Over this week I’ve been posting a series of interviews with the candidates for this week’s Sydney Lord Mayoral election. All of the teams have interesting schemes and ideas on how they can improve the city’s profile as a global tech centre.
While each team’s plans are worthy, it’s worth asking exactly what governments can do to make their communities more attractive to businesses and whether short term subsidies and incentives can help.
There is some evidence they can, prior to San Francisco changing its tax rules the city took second place to Silicon Valley in the southern Bay Area. In the last ten years, the city has become the focal point for the tech industry.
However there is a counter argument that San Francisco benefited on a generational shift of lifestyle preferences away from the leafy suburban lifestyles of Palo Alto and San Jose to the grungy but walkable communities of the Mission and SOMA.
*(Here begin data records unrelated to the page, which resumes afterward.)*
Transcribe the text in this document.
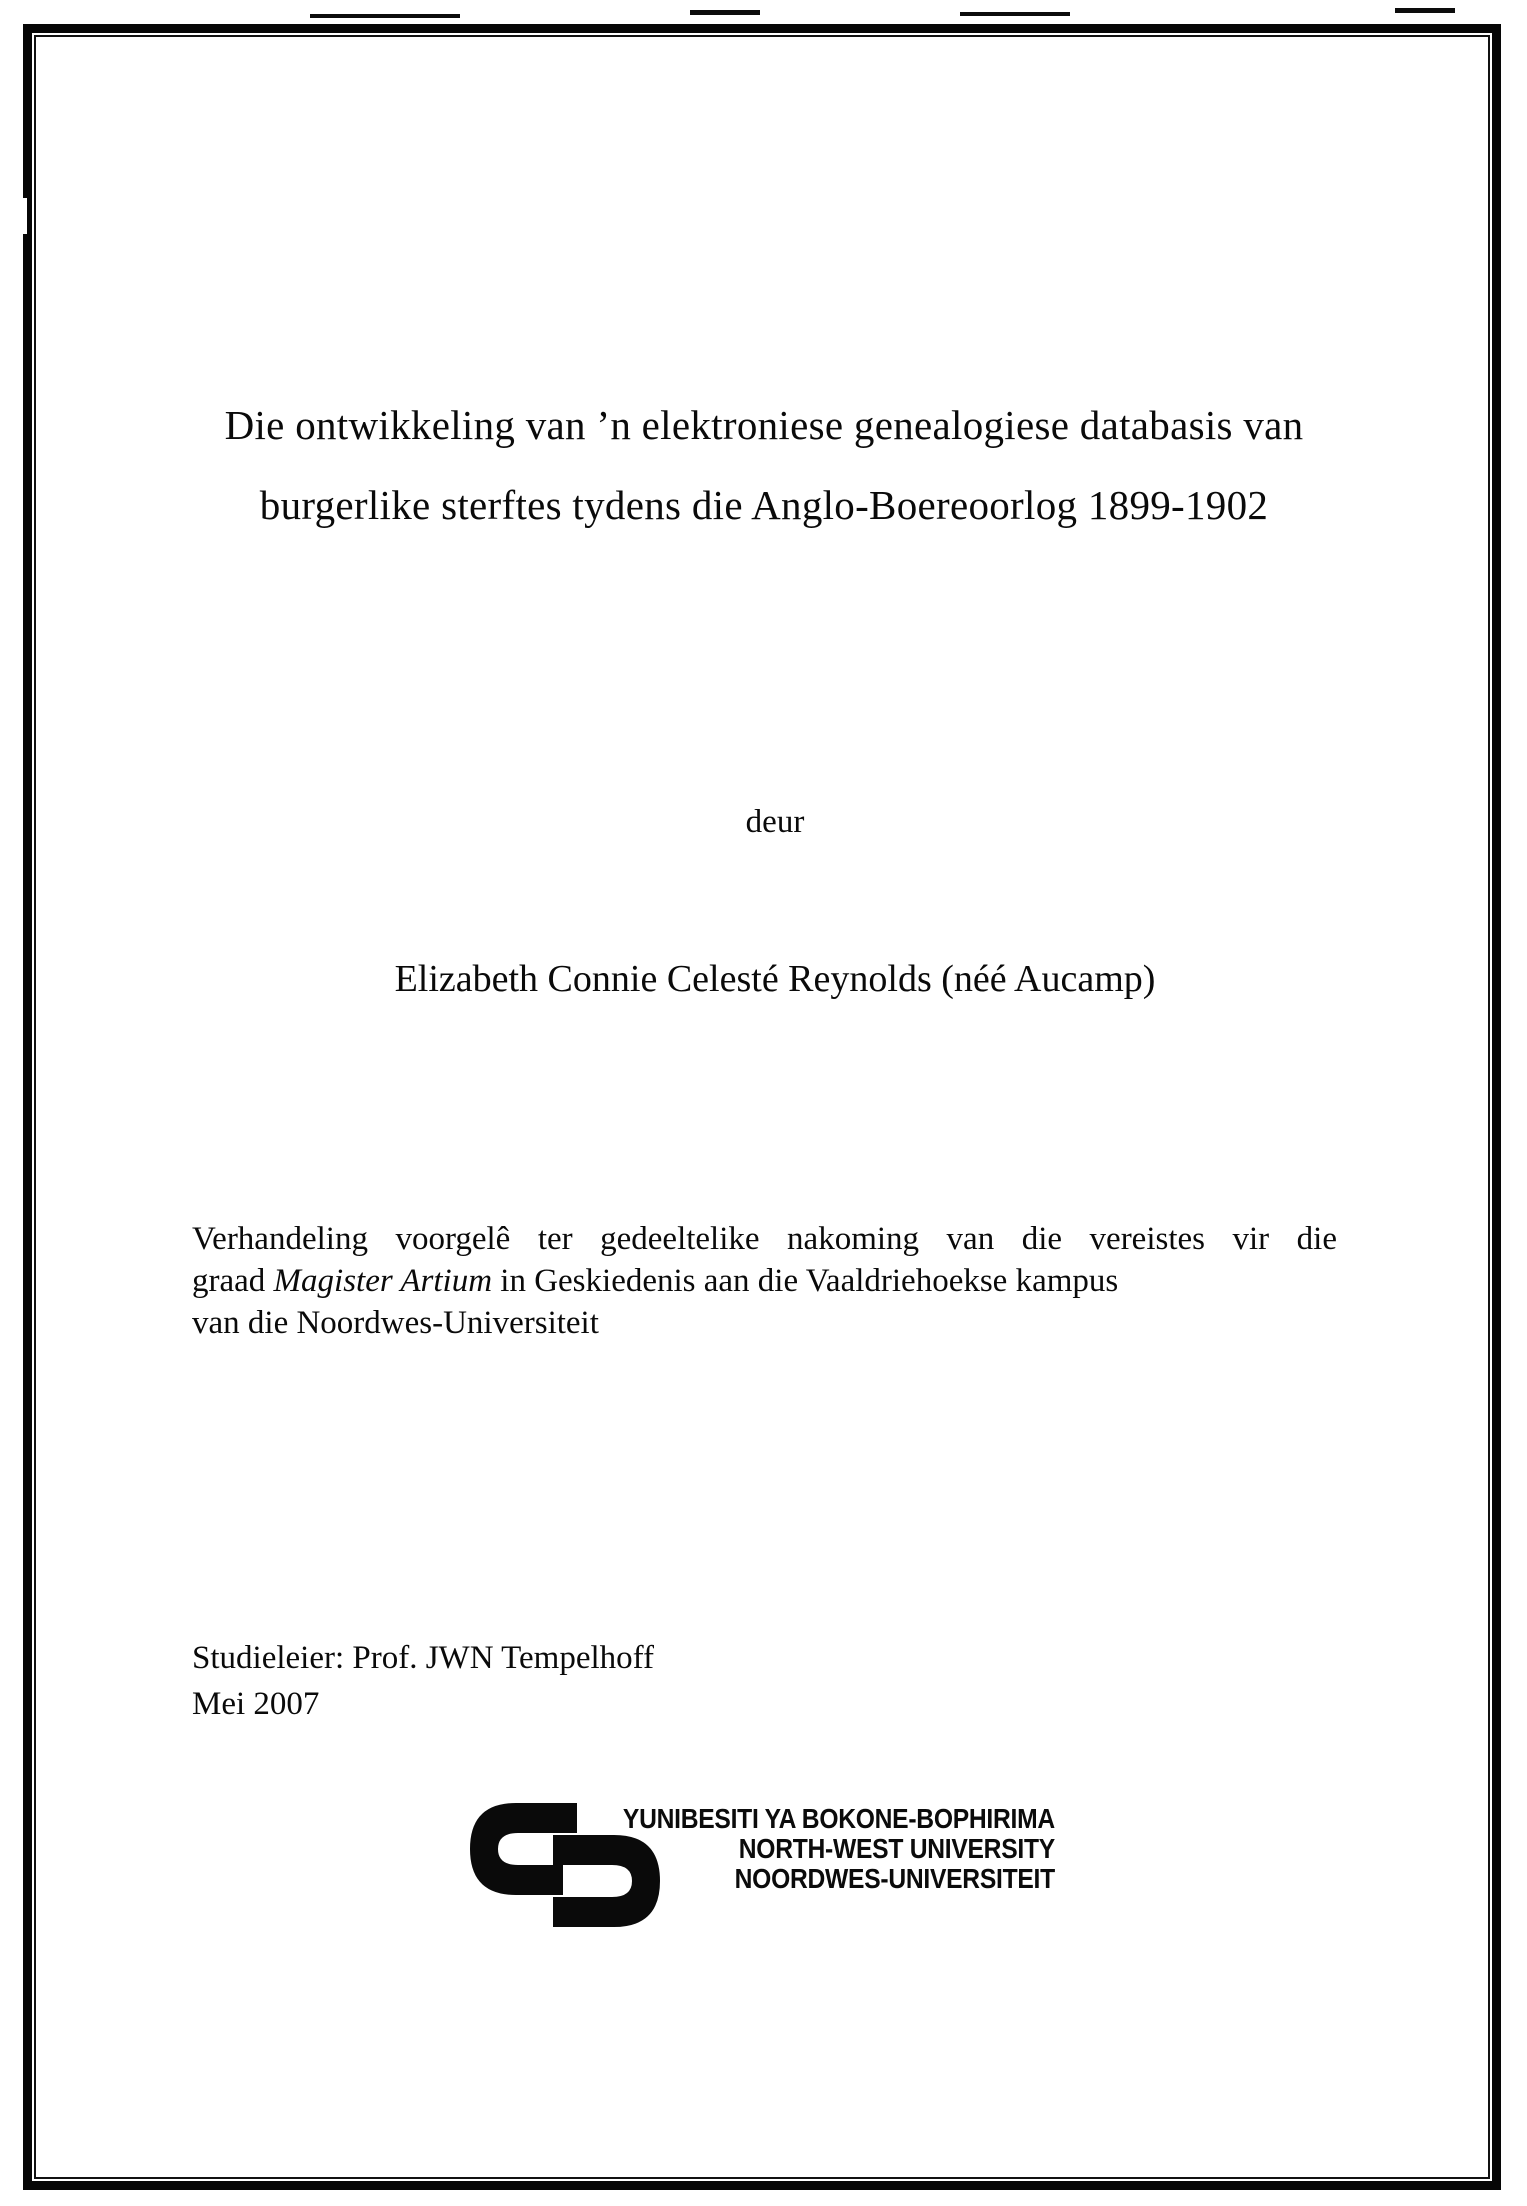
Die ontwikkeling van ’n elektroniese genealogiese databasis van
burgerlike sterftes tydens die Anglo-Boereoorlog 1899-1902
deur
Elizabeth Connie Celesté Reynolds (néé Aucamp)
Verhandeling voorgelê ter gedeeltelike nakoming van die vereistes vir die
graad Magister Artium in Geskiedenis aan die Vaaldriehoekse kampus
van die Noordwes-Universiteit
Studieleier: Prof. JWN Tempelhoff
Mei 2007
YUNIBESITI YA BOKONE-BOPHIRIMA
NORTH-WEST UNIVERSITY
NOORDWES-UNIVERSITEIT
The Bay Area though is a special case, Silicon Valley’s success as a tech hub is based upon massive Cold War tech spending that drove the region’s industry and its that high level support that probably tells us more about government support.
In the case of London and Singapore, the successes have been due to the national governments putting in broader economic reforms and incentives. Also their proximity to Europe and East Asia respectively has made both cities attractive.
On balance it’s those broader economic factors that make regions attractive as industries clusters – local incentives count little compared to access to factors like markets, capital and skilled labour. Taxation is, at best, a secondary issue.
The biggest challenge for Sydney, and most Australian cities, is the the crippling cost of property. In 2013, staff.com released a survey showing Sydney to be second only to Zurich in the cost of establishing a startup.
In many respects, the cost of property doesn’t really matter to prosperous industry hubs – San Francisco, London, Singapore and New York are all eye wateringly expensive and yet they still thrive – however all of those cities have better access to capital and markets, if not labour, than Sydney.
Addressing Sydney’s chronic shortage of affordable accomodation is firmly in the state and Federal governments’ remit and beyond giving property developers a green light to build high rise apartments neither level of government has shown any interest in addressing it.
Similarly, the tax structures which penalise Australian employees of high growth businesses and dissuade investment in early stage ventures are totally the responsibility of the Federal government and it’s hard to see that changing in the term of the current dysfunctional administration.
The relative powerlessness of local governments leaves initiatives by the City of Sydney limited in scope and schemes to promote the city or offer incubator space are peripheral to the factors that encourage the development of a global industrial centre.
Ultimately though, the question has to be how much any government can do to create a Silicon Valley, factors such as labour availability and access to capital come down as much to the community’s attitudes and business’ risk tolerances.
So perhaps we focus on what governments can do for business. Maybe just providing a level playing field can be the best we can hope for.